Baszanowska, E., & Otremba, Z. (2014). Spectroscopic Methods in Application to Oil Pollution Detection in the Sea. Journal of KONES Powertrain and Transport, 19(1), 15-20.

Boyd, C. E., Tucker, C. S., & Somridhivej, B. (2016). Alkalinity and Hardness: Critical but Elusive Concepts in Aquaculture. Journal of the World Aquaculture Society, 47(1), 6-41. Web.

Burton, A. (2008). Cardiovascular Health: Hard Data for Hard Water. Environmental Health Perspectives, 116(3), A114. Web.

Hach, C. C., Klein, R. L., & Gibbs, C. R. (1997). Introduction to Biochemical oxygen demand. The USA: Hach Company.

Howard, C. (2012). Determination of Total Dissolved Solids in Water Analysis. Industrial and Engineering Chemistry, 5(1), 4-6.

Mayouf, J. A., Najim, Q. A., & Al-Bayati, H. S. (2014). Atomic absorption spectrometric determination of copper and chromium in sewage sludge. Open Science Journal of Analytical Chemistry, 1(3), 17-20.

Sawyer, C. N., McCarty, P. L., & Parkin, G. F. (2003). Chemistry for Environmental Engineering and Science (5th ed.). New York: McGraw-Hill.

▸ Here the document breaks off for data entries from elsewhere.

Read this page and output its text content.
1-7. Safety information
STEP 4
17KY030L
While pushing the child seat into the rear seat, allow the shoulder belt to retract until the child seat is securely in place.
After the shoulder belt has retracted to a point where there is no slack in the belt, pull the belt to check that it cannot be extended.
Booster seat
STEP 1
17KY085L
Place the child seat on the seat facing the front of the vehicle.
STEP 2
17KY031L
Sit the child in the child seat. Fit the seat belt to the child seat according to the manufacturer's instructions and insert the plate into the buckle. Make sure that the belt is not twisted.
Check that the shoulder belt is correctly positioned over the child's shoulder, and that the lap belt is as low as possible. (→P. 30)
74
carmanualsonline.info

Sengupta, P. (2013). Potential Health Impacts of Hard Water. International Journal of Preventive Medicine, 4(8), 866–875.

U.S. Environmental Protection Agency. (2005). Standard Operating Procedure for the Determination of Metals In Ambient Particulate Matter Analyzed By Inductively Coupled Plasma/Mass Spectrometry (ICP/MS). Washington, DC: U.S. Environmental Protection Agency.

United States Environmental Protection Agency. (1989). PTOW Sludge Sampling and Analysis Guidance Document. Washington, D.C: EPA.